I actually liked the E.T. game. It was probably one of the games I played the most as a child (next to Pitfall).
Pac Man, on the other hand, was terrible on the Atari.
Atari Pac-Man was terrible, but my dad loved it. My first Atari (along with that game and many others) ended up in the closet throughout the 80s. In the early 90s, while I was playing SNES with all of my high school friends, my dad pulled the Atari out of the closet to "show us kids a real game". Apparently he had grown up on arcade Pac-Man in the 70s, and found the Atari Pac-Man to be much more difficult and therefore a worthy challenge.
I just don't understand why anyone would want to find the games. Is it just for the documentary? I'm sure there's all sorts of 'new old stock' in landfills all over the world. Stuff much more interesting than a [very] bad video game for a console very few of us still have.

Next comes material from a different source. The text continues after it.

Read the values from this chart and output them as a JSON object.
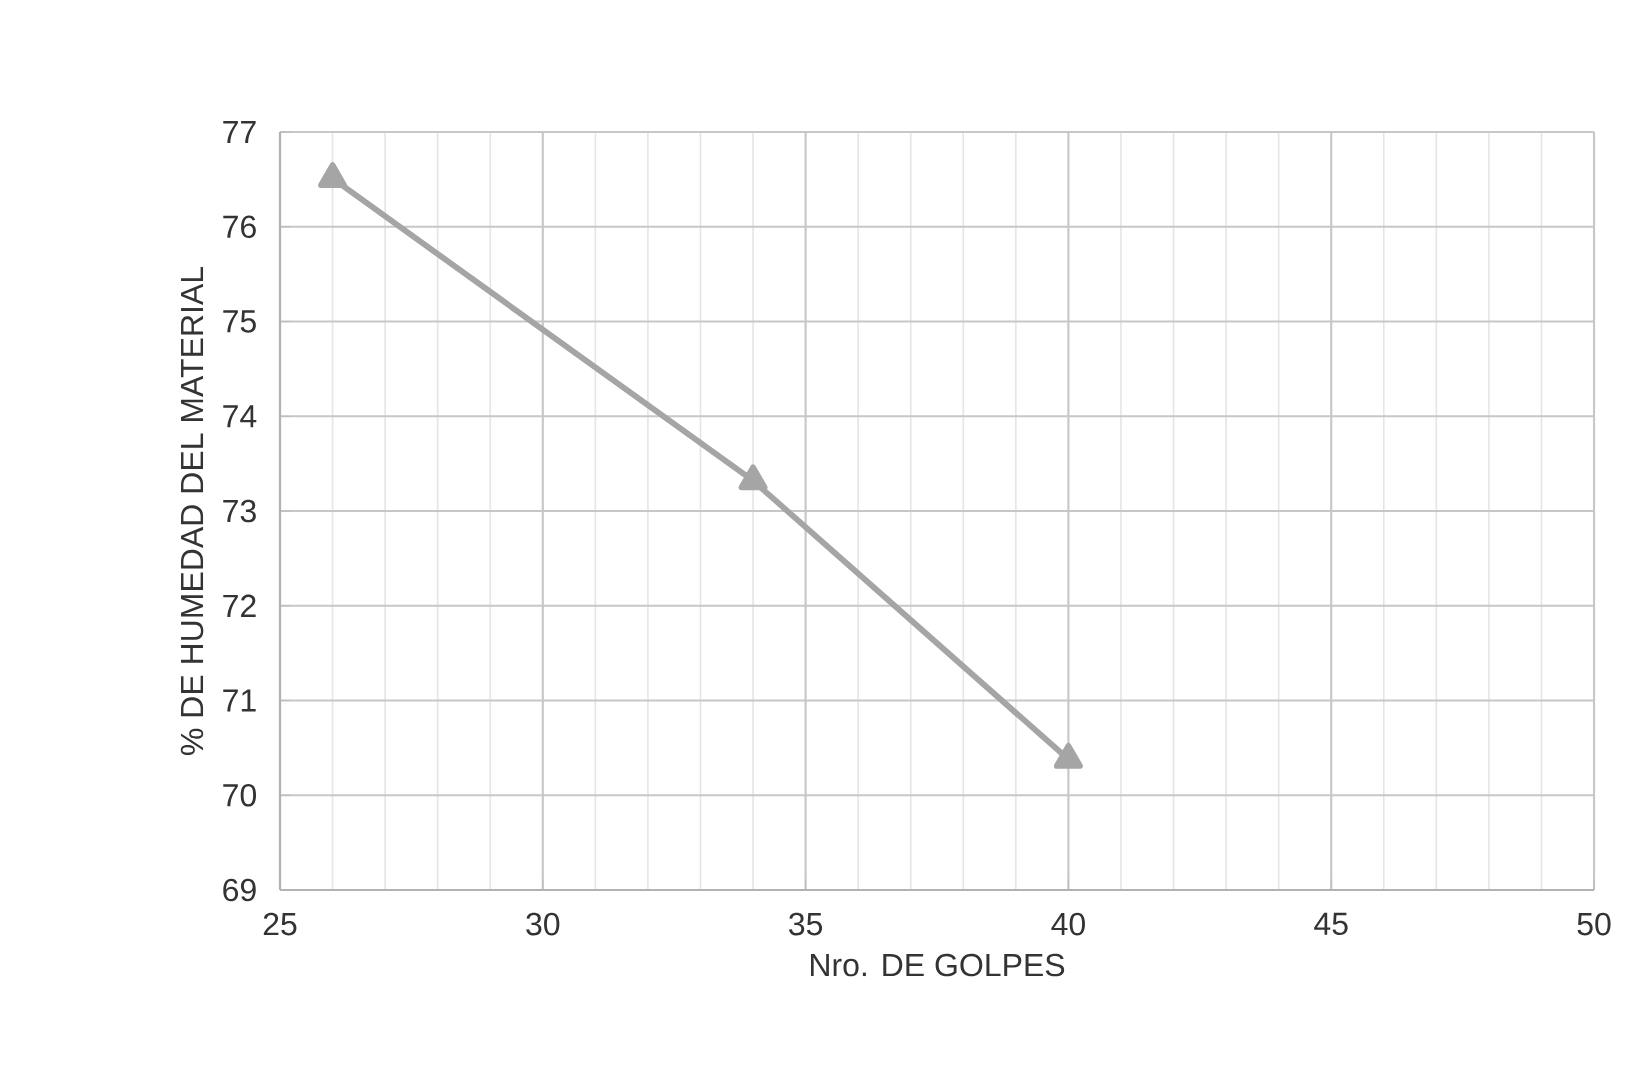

I suppose it wouldn't surprise me if limited edition numbered authentic landfill ET cartridges were a sought after collectible in the near or distant future.
I remember playing the game for hours and thinking that was my fault not understanding or having fun with the game... I laughed a few years ago when I read the real story.
3 B-17's were procured, put in flying condition, and flown to England. With some clever photography and editing, the movie makes those 3 airplanes look like a fleet. After the movie, what was to be done with the planes?
The British government wanted some large import tax on them, but the movie production budget was exhausted. They couldn't even afford to buy the gas to fly them back to the US. The movie company tried to GIVE the airplanes to a British museum, but the government still wanted their import tax, and the museums couldn't pay the tax, either.
The solution was to pour gasoline on them and burn them to the ground.